This is going to be crude and quantitative, but I want to give a bit of concrete evidence bearing on a trend that, I suppose, must already be subjectively apparent to everyone who pays attention to gender in academic life: the tendency for males to speak first, or in particular, to be the first to volunteer comments in large public discussions. This obviously isn’t the case always and everywhere, and must be shaped by a large number of variables: group size, topic, distribution of interest and topical expertise, social rank and authority, and degree of acquaintanceship or shared social belonging, to name a few. For instance, I don’t notice this trend when the anthropology faculty, who are colleagues well known to each other, are responding to guest speakers at the weekly department seminar. But I did notice this trend very strongly at a public lecture by Bernie Sanders in December, where about the first ten speakers were all male, while only a very few women got to comment at all, and they were towards the very end of the line.
But to avoid making claims based purely on the hazardous results of personal experience, let me report the following.
Today I was in the first meeting of a seminar, an anthropology seminar on biopower, taught by a woman professor who’s deeply interested in Foucault and the way that social domination works through regimes of knowledge and that social orders are discursively constituted. She told us about the syllabus and then we read two articles in class, discussing each in turn, one by Habermas, one by Foucault. She led discussion quite actively, summarizing students’ comments and proposing new questions to the room at large, generally speaking herself before and after each student remark.
Struck by the initial masculine domination of the conversation, which began when we started to discuss Habermas, I began to take notes on the gender distribution of student speakers in the seminar. It was a very large seminar, 35 people or so; unfortunately I don’t know the gender ratio in the room, but my guess would be that there were somewhat more females than males. A sequence of the (apparent) genders of speakers runs as follows, in the order in which they spoke:
First article:
M (F*) M M M M F** M M F M F F F
Second article:
M F M F F M M F F F F M F F F M F
* First female speaker laughed at a certain point in the discussion, and the teacher asked her if she wanted to say something, but she declined.

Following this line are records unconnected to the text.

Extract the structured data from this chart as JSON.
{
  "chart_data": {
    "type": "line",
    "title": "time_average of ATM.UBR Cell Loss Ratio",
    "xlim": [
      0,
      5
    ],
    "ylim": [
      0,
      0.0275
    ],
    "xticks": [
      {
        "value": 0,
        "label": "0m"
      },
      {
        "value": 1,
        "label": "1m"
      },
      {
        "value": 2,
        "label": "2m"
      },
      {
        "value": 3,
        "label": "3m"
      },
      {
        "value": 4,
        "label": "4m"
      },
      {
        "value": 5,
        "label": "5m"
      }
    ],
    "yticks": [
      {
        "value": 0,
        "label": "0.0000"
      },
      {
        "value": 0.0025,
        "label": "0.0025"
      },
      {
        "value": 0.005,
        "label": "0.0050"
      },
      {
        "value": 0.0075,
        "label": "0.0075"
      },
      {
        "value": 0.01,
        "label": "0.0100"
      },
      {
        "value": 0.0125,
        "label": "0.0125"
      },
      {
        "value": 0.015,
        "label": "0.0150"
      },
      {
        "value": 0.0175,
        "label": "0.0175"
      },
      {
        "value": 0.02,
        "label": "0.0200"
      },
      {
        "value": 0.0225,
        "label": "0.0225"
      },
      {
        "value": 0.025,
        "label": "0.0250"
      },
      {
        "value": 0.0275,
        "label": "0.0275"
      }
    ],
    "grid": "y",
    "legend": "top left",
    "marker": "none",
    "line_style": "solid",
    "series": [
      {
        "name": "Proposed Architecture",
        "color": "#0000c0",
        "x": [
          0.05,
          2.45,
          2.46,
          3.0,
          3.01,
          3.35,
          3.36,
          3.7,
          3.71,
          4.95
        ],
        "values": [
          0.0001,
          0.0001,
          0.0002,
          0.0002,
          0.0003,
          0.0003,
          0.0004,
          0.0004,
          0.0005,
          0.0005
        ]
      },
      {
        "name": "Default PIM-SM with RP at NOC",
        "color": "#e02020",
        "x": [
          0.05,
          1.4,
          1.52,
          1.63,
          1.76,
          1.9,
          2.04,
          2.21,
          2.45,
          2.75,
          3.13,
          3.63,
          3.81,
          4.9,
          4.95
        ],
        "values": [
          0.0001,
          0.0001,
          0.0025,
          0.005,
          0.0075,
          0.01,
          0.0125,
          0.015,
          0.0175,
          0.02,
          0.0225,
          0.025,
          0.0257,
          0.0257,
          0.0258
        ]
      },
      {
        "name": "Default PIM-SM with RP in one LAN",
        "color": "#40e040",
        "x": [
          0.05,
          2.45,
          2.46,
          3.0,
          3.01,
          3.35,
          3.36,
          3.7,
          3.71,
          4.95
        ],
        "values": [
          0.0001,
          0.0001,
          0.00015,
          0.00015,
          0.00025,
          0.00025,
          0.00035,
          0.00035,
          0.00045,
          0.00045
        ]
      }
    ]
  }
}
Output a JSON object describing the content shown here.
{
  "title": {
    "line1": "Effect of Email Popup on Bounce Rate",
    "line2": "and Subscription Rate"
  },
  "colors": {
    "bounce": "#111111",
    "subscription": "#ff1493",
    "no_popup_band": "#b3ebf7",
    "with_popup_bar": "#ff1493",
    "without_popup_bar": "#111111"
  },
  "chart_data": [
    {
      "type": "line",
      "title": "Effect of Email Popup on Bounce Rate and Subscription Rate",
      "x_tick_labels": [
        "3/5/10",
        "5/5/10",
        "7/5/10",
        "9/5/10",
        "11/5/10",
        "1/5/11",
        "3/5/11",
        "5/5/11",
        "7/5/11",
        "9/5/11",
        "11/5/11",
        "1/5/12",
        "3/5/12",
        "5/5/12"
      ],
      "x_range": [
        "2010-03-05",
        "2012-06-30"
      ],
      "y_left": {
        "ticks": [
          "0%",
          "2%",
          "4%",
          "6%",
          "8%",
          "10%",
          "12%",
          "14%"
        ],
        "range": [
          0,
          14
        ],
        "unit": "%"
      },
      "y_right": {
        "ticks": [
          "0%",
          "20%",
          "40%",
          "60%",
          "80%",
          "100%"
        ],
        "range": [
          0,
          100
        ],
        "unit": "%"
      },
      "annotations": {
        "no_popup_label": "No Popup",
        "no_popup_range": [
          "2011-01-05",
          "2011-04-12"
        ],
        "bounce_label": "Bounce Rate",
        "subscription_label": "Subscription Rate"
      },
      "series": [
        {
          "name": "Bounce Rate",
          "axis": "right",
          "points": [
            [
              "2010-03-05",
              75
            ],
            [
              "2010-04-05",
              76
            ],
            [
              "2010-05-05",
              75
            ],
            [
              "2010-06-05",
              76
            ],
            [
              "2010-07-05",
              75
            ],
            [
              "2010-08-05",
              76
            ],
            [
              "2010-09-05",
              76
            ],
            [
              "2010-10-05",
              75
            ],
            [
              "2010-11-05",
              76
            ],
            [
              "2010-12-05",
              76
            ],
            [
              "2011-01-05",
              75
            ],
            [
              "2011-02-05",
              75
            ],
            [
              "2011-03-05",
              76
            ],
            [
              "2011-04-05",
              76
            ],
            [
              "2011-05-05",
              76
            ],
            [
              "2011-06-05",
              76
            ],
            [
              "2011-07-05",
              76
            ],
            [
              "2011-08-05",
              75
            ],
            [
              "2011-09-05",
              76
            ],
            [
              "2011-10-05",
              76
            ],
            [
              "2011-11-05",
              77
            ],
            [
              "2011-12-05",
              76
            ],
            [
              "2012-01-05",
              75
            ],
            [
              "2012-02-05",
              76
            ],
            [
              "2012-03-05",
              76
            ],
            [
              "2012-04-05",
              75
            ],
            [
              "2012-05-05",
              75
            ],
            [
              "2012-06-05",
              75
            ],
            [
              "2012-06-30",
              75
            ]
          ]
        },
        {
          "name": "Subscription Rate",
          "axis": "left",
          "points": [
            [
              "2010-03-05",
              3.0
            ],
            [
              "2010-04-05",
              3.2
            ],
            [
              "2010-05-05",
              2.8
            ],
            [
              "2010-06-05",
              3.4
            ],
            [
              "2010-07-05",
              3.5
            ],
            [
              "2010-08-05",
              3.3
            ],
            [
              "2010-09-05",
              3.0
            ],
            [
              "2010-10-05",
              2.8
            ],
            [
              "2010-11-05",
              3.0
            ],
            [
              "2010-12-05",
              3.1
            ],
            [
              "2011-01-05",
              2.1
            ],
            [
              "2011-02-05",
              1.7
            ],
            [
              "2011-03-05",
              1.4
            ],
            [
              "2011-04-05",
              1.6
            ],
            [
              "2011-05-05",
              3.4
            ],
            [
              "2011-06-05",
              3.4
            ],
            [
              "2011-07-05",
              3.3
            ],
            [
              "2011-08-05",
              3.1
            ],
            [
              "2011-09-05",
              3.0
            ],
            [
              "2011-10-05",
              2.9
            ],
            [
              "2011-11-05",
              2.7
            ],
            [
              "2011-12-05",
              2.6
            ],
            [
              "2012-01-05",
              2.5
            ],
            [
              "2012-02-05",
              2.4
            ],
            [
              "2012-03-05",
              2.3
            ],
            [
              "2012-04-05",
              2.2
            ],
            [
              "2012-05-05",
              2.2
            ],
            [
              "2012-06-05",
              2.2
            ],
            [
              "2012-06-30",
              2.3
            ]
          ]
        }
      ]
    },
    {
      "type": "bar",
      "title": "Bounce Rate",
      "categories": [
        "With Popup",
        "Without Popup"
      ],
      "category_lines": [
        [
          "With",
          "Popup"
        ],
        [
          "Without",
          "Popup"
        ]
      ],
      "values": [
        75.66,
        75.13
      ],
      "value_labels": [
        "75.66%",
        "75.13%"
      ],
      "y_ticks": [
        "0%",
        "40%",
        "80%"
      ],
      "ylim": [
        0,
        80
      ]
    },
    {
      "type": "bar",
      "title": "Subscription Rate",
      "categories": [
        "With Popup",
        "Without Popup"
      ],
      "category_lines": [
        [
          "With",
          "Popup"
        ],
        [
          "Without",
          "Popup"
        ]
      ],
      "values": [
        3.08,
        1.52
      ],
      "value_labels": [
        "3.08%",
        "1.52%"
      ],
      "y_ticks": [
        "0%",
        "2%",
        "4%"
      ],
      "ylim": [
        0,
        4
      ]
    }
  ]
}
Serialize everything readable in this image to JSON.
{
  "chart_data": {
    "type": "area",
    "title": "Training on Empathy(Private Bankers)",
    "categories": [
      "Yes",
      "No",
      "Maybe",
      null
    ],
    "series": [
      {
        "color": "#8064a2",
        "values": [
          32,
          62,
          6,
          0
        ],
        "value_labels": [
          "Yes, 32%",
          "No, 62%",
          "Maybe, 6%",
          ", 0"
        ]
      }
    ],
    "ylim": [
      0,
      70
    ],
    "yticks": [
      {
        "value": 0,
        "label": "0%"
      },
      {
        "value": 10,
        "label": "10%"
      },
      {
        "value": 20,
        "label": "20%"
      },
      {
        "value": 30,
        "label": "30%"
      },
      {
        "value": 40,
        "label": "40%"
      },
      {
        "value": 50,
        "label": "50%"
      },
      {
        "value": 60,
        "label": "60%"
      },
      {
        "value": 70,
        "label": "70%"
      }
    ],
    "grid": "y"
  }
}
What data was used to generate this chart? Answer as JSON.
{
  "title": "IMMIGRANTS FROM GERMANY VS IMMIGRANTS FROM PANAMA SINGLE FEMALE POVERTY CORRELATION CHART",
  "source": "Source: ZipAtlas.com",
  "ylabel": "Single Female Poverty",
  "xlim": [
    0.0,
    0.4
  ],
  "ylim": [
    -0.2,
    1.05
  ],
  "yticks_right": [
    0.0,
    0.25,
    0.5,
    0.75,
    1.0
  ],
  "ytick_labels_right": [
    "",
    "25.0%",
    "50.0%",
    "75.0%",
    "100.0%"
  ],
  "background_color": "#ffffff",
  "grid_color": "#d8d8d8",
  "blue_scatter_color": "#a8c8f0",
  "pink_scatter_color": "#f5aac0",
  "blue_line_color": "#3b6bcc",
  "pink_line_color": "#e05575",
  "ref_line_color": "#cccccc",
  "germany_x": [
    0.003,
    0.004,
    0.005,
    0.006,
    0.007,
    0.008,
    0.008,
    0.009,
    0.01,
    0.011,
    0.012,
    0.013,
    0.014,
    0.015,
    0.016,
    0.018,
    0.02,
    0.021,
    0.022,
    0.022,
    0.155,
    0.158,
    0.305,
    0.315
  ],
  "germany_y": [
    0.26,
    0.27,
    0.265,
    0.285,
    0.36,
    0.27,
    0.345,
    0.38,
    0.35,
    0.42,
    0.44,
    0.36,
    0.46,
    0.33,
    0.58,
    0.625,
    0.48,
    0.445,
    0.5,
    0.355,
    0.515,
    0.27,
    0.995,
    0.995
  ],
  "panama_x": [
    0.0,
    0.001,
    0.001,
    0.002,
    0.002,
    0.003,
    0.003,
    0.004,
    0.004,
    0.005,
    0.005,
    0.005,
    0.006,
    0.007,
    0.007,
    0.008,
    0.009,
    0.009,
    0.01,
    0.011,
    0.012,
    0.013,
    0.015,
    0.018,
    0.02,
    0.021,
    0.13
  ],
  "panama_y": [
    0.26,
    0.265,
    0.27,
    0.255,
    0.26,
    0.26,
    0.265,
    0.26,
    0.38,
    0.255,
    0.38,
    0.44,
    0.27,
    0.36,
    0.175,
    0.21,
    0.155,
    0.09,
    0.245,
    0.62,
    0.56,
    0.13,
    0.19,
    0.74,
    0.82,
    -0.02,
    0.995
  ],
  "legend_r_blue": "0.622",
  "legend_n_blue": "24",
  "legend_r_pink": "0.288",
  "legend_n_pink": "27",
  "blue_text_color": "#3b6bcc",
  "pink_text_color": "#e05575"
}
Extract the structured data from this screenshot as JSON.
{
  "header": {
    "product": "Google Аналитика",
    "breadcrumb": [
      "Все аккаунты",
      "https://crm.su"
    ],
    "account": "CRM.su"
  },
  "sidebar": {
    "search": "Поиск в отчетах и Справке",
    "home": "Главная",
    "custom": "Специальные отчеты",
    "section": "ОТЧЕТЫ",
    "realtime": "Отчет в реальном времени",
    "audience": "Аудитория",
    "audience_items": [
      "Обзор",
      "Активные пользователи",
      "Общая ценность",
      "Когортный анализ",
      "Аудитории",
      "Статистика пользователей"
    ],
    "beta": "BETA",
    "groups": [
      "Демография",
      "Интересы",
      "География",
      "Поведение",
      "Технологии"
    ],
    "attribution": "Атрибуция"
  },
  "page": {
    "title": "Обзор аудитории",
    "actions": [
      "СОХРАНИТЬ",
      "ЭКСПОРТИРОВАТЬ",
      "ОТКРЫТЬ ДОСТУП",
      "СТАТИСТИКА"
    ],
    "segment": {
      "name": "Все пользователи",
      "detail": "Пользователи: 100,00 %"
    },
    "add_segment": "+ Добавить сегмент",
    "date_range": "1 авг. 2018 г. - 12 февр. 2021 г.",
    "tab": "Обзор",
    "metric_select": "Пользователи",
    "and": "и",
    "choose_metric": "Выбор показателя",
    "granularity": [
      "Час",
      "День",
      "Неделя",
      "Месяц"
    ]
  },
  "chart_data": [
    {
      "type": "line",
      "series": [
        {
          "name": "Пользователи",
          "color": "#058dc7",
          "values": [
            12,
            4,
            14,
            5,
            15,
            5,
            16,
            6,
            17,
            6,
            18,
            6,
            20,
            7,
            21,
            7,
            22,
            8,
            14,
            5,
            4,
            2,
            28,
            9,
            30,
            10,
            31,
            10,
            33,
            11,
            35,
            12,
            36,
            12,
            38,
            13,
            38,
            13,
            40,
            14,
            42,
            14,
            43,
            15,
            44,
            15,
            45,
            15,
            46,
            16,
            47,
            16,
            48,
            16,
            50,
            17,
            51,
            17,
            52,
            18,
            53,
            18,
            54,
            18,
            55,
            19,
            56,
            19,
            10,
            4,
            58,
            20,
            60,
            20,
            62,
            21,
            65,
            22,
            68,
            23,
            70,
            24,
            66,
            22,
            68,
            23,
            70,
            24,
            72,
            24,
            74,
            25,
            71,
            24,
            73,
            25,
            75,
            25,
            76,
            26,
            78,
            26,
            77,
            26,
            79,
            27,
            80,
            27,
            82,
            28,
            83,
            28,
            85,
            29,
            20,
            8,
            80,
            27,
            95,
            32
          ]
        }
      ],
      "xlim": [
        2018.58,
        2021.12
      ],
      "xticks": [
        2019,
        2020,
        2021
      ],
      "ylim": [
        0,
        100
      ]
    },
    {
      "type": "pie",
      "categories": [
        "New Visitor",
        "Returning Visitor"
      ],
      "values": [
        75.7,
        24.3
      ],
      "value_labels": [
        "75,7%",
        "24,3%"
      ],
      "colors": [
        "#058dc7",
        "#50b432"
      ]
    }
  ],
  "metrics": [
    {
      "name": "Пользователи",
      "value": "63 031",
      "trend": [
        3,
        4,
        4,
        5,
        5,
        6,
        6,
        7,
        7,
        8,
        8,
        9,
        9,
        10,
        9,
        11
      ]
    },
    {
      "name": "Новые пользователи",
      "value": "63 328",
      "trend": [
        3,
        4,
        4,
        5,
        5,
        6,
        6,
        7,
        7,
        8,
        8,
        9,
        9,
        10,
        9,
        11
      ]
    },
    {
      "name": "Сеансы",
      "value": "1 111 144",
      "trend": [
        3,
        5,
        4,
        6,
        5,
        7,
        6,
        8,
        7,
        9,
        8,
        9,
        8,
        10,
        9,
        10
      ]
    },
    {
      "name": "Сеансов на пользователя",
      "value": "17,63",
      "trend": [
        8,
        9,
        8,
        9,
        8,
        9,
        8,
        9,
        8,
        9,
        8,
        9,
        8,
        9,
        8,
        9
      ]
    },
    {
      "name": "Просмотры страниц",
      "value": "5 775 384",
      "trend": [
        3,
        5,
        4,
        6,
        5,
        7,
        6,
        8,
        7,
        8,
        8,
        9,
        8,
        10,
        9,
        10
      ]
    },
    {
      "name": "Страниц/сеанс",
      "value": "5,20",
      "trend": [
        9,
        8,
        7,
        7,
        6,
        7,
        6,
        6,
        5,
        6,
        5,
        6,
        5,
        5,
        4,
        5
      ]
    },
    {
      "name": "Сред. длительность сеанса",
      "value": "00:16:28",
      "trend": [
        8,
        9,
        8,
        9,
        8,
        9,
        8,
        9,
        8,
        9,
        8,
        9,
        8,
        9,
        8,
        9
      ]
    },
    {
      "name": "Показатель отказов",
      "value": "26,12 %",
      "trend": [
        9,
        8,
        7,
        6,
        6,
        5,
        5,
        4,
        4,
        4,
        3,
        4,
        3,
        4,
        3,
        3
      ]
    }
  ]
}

** The second female speaker, and the first female speaker to make a substantial comment, was responding to a question that happened to be about Habermas’s view of feminism as a social movement. It struck me as either a depressing irony, or else an even more depressing symptom of what topics women felt more empowered to address, that the first woman speaker chose to speak on a topic specifically dealing with the women’s movement.
Brief analysis: In the discussion of the first article, there are 8 male and 5 female speakers (not counting the first, declined female utterance), the male speakers entirely dominating the beginning of discussion and the female speakers only entering gradually into classroom discourse. In the second discussion, there are 6 male and 11 female speakers, and the gender distribution over time is much more even, although again the male speakers are very slightly clustered towards the beginning. However, while male speakers outnumber female speakers in the first conversation, female speakers drastically outnumber male speakers in the second instance.
So it certainly isn’t the case that this was a totally male-dominated discussion. In fact, of 30 turns at talk (ignoring F* because it was a declined turn, and some other peripheral utterances — jokes and interjections — which I didn’t record), 14 were by males, i.e., 46.6%.But it’s really unlikely that, in a conversation where males are talking about half the time, they’re going to randomly happen to make the first five consecutive comments. In fact, the probability of that happening randomly, if gender isn’t a factor, is only 2.1%.
So, voilà, debatable but suggestive statistical evidence that gender affects turn sequencing in academic seminar conversations. A friend of mine suggests that a much larger dataset for this research might be the lecture recordings for MIT’s Open Courseware. I normally have no inclination (and certainly have no training) in quantitative research, but if anyone wants to collaborate…
and I should be commenting on the gendered phenomenology and experience of these conversations, and on reasons why people talk when they talk. thoughts on that?